Beijing has been bitterly opposed to efforts from Washington to block sales of Iranian oil in the past, describing the restrictions as illegal and unilateral. It was also unimpressed when Western countries acted in concert to block Russian banks from the Swift international payments system last week. “China and Russia will continue regular trade cooperation based on the spirit of mutual respect and equality,” the ministry’s spokesperson insisted and Wang Yi, the foreign minister, has also described China-Russia ties as “rock solid”.
Beijing is hardly alone in rejecting blanket bans on purchases of Russian energy, with German chancellor Olaf Scholz also speaking out against embargoes on gas imports. The European Union hasn’t followed Biden’s lead in snuffing out Russian oil supply either, although it has vowed to reduce its use of Russian gas by two-thirds this year.
The Chinese might still choose to buy up unwanted oil supply, however, especially if Russian Urals crude is offered at discounted prices as part of a strategy for redirecting flows to more willing customers.
That would create new opportunities for China’s refiners to stockpile cheaper crude, although there have been also been concerns about the financing of Russian oil shipments, which have seen at least two of China’s largest state-owned banks hold back on issuing dollar-dominated letters of credit.
Because of the lack of European support for a fuller blockade, China is unlikely to come under sustained pressure to choke off its own purchases of Russian energy.
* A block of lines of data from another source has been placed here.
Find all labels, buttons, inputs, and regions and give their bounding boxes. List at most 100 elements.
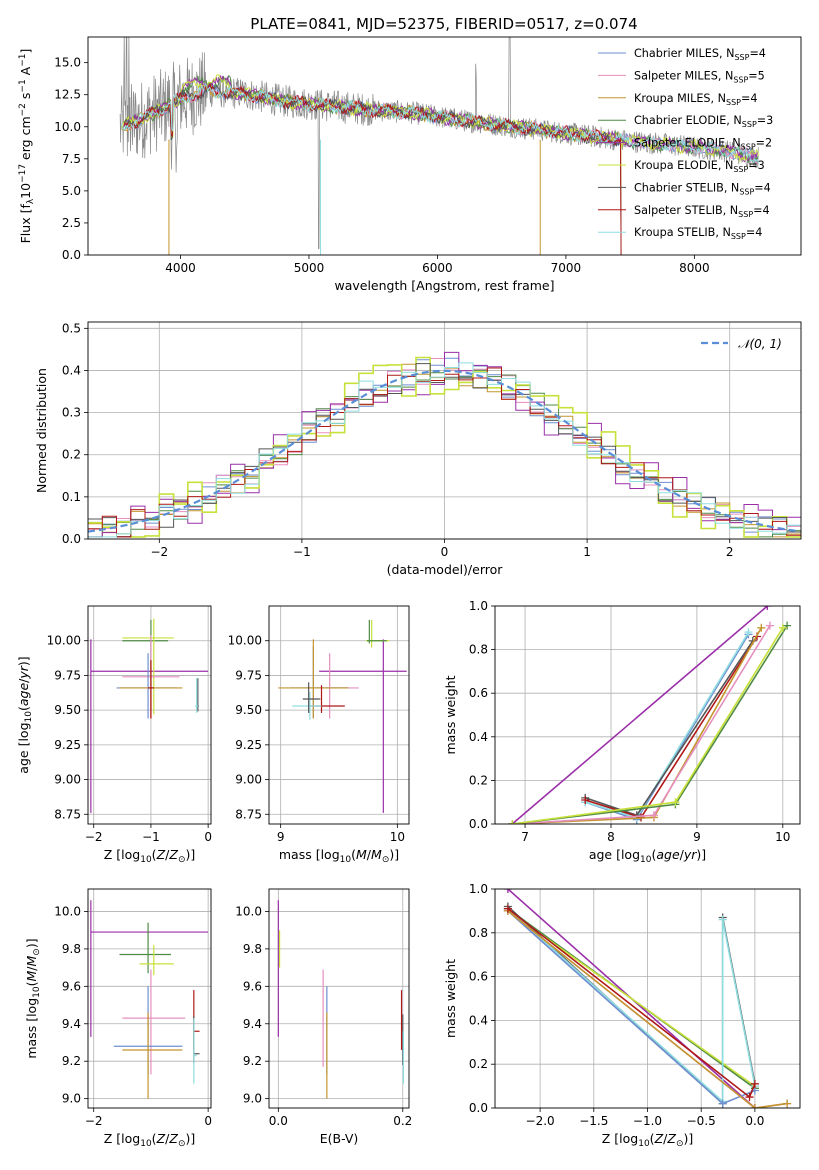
y-tick-label: 12.5 xyxy=(54,88,81,102)
y-tick-label: 0.2 xyxy=(469,1057,488,1071)
x-tick-label: 2 xyxy=(726,545,734,559)
y-tick-label: 9.2 xyxy=(62,1054,81,1068)
mass-weight-marker xyxy=(750,1079,759,1088)
y-tick-label: 9.50 xyxy=(235,703,262,717)
mass-weight-marker xyxy=(508,820,517,824)
y-axis-label: mass [log10(M/M⊙)] xyxy=(24,938,42,1058)
y-tick-label: 7.5 xyxy=(62,152,81,166)
legend-entry: Chabrier ELODIE, NSSP=3 xyxy=(634,114,773,129)
y-tick-label: 9.6 xyxy=(62,979,81,993)
mass-weight-marker xyxy=(750,1104,759,1108)
y-tick-label: 0.5 xyxy=(62,321,81,335)
y-tick-label: 0.6 xyxy=(469,686,488,700)
y-tick-label: 0.4 xyxy=(469,730,488,744)
y-tick-label: 9.00 xyxy=(235,773,262,787)
y-tick-label: 10.0 xyxy=(54,904,81,918)
legend-entry: Salpeter MILES, NSSP=5 xyxy=(634,69,765,84)
x-tick-label: −1 xyxy=(142,830,160,844)
axes-frame xyxy=(268,605,410,825)
x-tick-label: 9 xyxy=(693,830,701,844)
y-tick-label: 10.00 xyxy=(47,634,81,648)
x-tick-label: 0 xyxy=(204,1114,212,1128)
x-axis-label: age [log10(age/yr)] xyxy=(589,847,706,865)
y-tick-label: 0.8 xyxy=(469,643,488,657)
y-tick-label: 9.00 xyxy=(54,773,81,787)
x-tick-label: 7 xyxy=(521,830,529,844)
mass-weight-marker xyxy=(718,915,727,924)
y-tick-label: 9.25 xyxy=(54,738,81,752)
legend-entry: Salpeter STELIB, NSSP=4 xyxy=(634,204,770,219)
x-tick-label: 0.0 xyxy=(745,1114,764,1128)
x-axis-label: (data-model)/error xyxy=(387,562,504,577)
spectrum-plot-area xyxy=(119,37,760,255)
observed-spectrum-line xyxy=(119,37,759,249)
z_age-panel: −2 −1 0 8.75 9.00 9.25 9.50 9.75 10.00 Z [log10(Z… xyxy=(16,605,212,865)
mass-weight-marker xyxy=(757,623,766,632)
mass-weight-marker xyxy=(503,904,512,913)
age_massweight-plot-area xyxy=(508,606,792,824)
axes-frame xyxy=(87,605,212,825)
y-axis-label: mass weight xyxy=(443,959,458,1038)
y-tick-label: 0.0 xyxy=(62,248,81,262)
z_mass-panel: −2 0 9.0 9.2 9.4 9.6 9.8 10.0 Z [log10(Z/Z⊙)] mas… xyxy=(24,888,212,1149)
axes-frame xyxy=(87,36,802,256)
y-tick-label: 9.6 xyxy=(243,979,262,993)
mass-weight-marker xyxy=(783,1099,792,1108)
y-tick-label: 0.6 xyxy=(469,970,488,984)
legend-entry: Kroupa STELIB, NSSP=4 xyxy=(634,226,762,241)
y-tick-label: 1.0 xyxy=(469,882,488,896)
gaussian-curve xyxy=(88,369,799,533)
model-spectrum-kroupa-stelib xyxy=(120,83,760,165)
x-axis-label: wavelength [Angstrom, rest frame] xyxy=(334,278,554,293)
x-tick-label: −1 xyxy=(293,545,311,559)
y-tick-label: 0.8 xyxy=(469,926,488,940)
y-tick-label: 0.4 xyxy=(62,363,81,377)
residuals-panel: −2 −1 0 1 2 0.0 0.1 0.2 0.3 0.4 0.5 𝒩(0, 1) (data-mo… xyxy=(34,321,802,577)
x-tick-label: −2 xyxy=(85,1114,103,1128)
x-tick-label: 9 xyxy=(277,830,285,844)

Anyway, the American campaign against imports of Iranian oil could also be instructive, as Washington hasn’t been enforcing the restrictions on business between Iran and its fuel customers in China.
The searing pressure on commodity prices is now prompting the Biden administration to reconsider its restrictions on oil exports from countries like Venezuela and Iran, with talk of lifting some of the sanctions in a bid to replace much of the Russian contribution. But in fact, Chinese purchases of Iranian crude had already reached new heights in the first month of this year, surpassing 700,000 barrels a day in January, Reuters has reported. This was well beyond the peak recorded by Chinese customs in 2017, before Donald Trump reimposed sanctions on Iranian oil exports.
Independent refiners from China, or so-called “teapots”, are said to be doing most of the business, buying at least $20 billion of Iranian crude over the past two years. “We’re seeing more plants taking Iranian oil, because they are cheaper,” a China-based executive told the news agency.